Interestingly, the townspeople in Open Range are not mere props who stand around like bystanders and conveniently disappear once the bullets start to fly; depending on the situation, they flee the town, hide, or shoot back with rifles and shotguns. When necessary, they drag bodies off the street and tend to the wounded.

Some aspects of the romantic subplot seem forced. It's hard to imagine that an attractive woman with no apparent prejudice against men, such as Annette Bening's character, would have remained single for very long on the frontier, given the unbalanced ratio of men to women. But it is refreshing to, for once, see a 40-something year old male lead slowly and haltingly develop a relationship with a believably 40-something woman, rather than promptly tumbling some 19-year-old sexpot. Bening is both authentically windworn and powerfully attractive in her role as an independent-minded and educated woman who quietly chafes against the social customs that keep her from achieving her ambitions, but has to live with them nonetheless. Just why she would be attracted to a borderline sociopath is not explained, but there's a nice teacup motif that helps ease things along.

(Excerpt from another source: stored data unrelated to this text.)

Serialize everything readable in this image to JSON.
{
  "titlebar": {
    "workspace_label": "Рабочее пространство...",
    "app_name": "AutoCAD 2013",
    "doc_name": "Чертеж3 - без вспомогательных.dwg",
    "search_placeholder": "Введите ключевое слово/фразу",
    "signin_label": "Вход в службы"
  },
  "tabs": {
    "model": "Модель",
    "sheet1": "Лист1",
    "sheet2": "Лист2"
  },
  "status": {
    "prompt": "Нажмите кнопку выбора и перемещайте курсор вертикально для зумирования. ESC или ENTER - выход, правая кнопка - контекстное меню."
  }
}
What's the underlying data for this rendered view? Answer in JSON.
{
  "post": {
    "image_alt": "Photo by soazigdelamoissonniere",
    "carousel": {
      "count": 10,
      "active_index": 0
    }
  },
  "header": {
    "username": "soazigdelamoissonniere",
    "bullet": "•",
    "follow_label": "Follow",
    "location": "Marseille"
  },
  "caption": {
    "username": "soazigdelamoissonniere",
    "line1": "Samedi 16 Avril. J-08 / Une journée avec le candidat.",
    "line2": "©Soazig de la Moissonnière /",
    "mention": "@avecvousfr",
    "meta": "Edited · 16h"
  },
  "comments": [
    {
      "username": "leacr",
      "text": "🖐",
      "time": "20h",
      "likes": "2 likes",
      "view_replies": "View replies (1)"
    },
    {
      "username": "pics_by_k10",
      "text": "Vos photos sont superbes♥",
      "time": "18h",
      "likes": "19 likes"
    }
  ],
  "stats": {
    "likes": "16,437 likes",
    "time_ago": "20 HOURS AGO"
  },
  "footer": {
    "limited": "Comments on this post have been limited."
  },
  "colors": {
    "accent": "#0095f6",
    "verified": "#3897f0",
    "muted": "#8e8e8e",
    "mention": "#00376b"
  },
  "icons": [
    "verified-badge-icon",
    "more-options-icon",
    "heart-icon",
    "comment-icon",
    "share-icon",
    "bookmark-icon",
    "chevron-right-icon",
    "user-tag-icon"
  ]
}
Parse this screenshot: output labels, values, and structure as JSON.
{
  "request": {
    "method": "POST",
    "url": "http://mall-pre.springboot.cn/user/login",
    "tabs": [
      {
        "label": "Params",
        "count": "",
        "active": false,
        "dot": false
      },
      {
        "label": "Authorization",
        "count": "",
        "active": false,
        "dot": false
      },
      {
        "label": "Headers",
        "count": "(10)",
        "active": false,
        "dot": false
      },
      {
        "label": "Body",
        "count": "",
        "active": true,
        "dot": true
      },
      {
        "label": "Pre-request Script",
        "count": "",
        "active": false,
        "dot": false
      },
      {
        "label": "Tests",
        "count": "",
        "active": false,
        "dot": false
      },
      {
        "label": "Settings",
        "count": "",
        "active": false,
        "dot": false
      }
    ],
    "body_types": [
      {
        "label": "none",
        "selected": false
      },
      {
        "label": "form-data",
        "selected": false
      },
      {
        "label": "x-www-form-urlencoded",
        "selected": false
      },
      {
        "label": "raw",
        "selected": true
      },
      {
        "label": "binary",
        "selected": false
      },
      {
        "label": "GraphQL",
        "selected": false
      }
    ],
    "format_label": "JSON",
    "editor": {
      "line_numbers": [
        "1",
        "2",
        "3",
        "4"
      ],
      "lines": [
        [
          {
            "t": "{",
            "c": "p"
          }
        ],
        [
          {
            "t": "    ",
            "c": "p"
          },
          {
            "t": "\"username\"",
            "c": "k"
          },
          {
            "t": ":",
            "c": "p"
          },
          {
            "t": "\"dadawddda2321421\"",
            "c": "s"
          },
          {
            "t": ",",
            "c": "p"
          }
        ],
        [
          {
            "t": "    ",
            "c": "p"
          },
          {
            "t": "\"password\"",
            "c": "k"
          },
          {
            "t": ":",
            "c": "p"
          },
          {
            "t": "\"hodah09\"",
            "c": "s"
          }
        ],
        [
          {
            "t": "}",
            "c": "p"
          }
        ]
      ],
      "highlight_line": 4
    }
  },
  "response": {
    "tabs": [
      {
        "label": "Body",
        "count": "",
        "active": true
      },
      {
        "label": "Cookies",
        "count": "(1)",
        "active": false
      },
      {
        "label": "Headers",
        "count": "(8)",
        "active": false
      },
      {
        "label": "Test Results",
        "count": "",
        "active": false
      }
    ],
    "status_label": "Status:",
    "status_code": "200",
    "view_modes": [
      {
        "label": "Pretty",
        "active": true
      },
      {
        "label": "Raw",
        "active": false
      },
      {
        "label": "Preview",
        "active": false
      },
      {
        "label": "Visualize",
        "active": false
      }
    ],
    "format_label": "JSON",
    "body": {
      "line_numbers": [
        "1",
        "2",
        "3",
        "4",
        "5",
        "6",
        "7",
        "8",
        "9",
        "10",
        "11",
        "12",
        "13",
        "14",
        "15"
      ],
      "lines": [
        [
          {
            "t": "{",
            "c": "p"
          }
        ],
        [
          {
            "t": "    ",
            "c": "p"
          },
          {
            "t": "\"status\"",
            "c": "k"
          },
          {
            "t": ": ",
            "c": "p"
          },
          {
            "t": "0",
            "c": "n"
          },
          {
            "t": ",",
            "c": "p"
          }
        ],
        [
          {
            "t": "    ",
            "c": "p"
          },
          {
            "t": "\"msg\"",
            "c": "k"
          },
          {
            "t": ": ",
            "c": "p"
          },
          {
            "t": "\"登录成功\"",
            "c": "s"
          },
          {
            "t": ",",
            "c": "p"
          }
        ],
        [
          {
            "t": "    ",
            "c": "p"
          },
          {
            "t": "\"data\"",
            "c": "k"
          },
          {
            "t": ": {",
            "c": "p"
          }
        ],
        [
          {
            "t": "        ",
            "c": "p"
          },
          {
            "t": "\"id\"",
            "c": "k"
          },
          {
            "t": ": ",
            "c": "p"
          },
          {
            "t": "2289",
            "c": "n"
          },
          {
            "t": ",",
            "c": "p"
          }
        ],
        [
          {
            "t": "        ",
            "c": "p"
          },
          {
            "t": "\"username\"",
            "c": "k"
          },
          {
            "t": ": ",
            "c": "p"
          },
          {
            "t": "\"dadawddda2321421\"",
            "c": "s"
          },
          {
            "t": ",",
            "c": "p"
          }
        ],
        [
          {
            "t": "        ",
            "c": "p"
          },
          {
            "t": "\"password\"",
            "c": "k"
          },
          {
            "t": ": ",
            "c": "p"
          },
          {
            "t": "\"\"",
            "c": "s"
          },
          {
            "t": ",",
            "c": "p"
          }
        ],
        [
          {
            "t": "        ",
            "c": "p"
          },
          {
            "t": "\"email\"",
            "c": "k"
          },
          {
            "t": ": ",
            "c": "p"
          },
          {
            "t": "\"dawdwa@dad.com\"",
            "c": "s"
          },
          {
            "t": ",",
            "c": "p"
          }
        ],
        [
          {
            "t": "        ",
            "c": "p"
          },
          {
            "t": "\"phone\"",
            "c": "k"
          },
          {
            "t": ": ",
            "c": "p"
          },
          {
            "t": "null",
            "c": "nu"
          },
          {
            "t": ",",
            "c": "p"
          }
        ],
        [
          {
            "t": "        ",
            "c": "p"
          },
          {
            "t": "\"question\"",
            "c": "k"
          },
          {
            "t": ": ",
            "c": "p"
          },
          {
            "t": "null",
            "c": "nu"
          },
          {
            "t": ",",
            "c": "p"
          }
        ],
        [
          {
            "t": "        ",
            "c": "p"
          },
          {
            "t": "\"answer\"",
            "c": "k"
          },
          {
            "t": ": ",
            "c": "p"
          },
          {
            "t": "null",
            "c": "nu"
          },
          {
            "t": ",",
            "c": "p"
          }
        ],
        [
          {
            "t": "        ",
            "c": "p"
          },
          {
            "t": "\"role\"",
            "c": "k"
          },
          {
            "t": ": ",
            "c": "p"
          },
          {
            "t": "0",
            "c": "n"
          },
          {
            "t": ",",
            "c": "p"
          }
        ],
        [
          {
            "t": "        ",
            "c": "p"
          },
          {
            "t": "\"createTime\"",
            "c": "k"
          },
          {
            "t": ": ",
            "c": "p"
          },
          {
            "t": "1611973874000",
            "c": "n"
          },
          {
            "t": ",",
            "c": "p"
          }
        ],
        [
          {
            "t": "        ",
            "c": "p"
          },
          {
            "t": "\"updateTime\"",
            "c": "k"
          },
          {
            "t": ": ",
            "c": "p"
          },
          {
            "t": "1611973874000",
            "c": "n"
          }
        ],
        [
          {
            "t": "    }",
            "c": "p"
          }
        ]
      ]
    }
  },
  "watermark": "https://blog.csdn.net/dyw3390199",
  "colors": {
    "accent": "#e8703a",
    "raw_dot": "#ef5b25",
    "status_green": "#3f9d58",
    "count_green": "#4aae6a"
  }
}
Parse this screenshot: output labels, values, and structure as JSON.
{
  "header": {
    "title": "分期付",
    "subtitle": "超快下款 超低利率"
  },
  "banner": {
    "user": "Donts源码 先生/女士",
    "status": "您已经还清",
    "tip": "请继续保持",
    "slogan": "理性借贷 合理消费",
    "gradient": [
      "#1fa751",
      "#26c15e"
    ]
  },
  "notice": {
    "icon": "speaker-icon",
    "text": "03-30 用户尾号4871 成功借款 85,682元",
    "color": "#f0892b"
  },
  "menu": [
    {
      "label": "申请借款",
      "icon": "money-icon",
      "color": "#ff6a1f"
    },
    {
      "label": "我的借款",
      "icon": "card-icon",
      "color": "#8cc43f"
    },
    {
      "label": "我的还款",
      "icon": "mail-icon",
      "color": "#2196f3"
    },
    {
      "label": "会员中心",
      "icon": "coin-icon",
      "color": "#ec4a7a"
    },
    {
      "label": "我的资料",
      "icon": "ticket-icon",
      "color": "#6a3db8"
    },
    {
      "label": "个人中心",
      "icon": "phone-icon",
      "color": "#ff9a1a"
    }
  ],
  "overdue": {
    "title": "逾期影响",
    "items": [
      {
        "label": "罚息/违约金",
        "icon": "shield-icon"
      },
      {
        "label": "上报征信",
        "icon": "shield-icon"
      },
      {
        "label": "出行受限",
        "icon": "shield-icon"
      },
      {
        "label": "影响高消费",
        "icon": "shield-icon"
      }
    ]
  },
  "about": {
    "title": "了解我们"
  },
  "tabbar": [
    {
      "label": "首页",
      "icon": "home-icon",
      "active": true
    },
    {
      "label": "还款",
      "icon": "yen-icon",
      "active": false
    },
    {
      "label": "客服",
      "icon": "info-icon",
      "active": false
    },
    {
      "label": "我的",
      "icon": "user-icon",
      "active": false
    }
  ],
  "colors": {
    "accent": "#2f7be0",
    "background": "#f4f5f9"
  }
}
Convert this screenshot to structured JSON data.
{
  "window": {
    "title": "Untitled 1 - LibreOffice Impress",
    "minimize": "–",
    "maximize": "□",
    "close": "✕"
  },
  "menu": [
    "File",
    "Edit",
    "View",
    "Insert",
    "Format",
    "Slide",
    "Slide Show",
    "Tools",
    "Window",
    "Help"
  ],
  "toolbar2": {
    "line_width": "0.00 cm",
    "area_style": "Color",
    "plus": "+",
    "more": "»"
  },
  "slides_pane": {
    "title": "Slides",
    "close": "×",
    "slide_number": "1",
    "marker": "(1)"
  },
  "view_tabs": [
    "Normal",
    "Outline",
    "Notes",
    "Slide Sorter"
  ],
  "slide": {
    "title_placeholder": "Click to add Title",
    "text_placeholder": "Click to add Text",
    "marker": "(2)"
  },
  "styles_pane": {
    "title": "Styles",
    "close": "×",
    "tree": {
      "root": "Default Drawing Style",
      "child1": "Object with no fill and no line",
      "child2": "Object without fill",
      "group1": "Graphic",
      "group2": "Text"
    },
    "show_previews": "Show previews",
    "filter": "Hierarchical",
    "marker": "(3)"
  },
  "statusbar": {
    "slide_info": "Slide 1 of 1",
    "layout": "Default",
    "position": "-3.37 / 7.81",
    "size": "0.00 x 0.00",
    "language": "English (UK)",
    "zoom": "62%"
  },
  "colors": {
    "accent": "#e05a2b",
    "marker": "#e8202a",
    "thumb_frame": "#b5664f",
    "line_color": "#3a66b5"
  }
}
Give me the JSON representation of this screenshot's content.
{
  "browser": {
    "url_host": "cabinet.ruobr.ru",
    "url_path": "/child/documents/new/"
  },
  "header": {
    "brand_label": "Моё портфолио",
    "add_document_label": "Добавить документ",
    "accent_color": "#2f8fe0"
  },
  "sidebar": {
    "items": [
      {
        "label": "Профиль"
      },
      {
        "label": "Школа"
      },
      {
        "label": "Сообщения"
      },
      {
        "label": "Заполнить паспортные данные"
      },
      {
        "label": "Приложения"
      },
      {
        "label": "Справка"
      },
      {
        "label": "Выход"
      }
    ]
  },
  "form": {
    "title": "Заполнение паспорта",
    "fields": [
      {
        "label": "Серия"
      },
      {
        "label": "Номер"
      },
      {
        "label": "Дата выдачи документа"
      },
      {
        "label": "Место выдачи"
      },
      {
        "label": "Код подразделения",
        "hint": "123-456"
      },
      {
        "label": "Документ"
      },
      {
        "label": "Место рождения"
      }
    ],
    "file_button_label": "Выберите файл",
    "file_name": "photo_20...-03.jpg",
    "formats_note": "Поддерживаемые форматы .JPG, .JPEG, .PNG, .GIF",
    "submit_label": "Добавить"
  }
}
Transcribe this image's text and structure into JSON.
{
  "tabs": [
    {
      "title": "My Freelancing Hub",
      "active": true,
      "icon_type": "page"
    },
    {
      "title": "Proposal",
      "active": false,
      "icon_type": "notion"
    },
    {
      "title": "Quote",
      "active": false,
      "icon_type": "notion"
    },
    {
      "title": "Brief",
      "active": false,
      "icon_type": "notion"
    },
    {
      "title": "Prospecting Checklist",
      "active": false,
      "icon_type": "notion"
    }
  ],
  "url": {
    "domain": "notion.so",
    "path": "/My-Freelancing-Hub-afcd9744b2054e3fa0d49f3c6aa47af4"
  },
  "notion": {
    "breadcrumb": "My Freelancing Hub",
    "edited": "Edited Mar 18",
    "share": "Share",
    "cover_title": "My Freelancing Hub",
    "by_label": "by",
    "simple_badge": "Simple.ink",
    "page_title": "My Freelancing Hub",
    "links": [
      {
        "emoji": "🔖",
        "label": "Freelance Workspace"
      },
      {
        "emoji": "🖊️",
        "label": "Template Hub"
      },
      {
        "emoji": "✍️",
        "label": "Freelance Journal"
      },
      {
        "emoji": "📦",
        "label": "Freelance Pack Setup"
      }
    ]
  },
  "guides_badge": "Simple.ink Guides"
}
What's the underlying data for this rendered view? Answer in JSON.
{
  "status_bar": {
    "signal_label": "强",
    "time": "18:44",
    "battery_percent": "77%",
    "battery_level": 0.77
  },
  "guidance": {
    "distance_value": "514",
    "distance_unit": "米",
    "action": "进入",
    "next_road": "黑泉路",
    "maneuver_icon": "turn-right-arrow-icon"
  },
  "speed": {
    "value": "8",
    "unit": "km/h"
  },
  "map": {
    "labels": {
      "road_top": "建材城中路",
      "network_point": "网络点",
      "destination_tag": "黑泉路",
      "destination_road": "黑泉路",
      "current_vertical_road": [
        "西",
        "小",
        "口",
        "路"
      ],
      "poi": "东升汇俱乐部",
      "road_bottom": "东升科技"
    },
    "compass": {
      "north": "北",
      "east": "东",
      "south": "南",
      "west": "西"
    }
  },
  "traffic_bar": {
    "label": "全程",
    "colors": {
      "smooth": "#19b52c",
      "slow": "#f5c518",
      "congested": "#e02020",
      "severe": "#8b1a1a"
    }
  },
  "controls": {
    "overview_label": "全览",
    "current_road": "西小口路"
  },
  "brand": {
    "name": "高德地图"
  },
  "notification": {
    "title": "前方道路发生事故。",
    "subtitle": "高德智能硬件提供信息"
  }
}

Blooper alert: Be on the lookout for a close-up shot of a character standing next to a broken-down barbed wire fence which is totally absent from the long-angle shots immediately before and after. I felt sure that someone, sometime in the movie, was going to refer to the conflict between those who wanted to enclose land with barbed wire and those who wanted to move herds freely across it, but only this short blooper and one or two store signs in town even acknowledge the stuff. If there was a subplot here, most of it got left on the cutting-room floor. Perhaps Costner decided that portraying "good guys" Charlie and Boss vandalizing fences would cost them audience sympathy.

1 comment:

Felix said...

Carlos @ 12:58PM | 2003-10-02| permalink

You mean the History Channel has programs that aren't about the Nazis?

Good review, although I dislike Westerns so I probably won't see the movie in any case.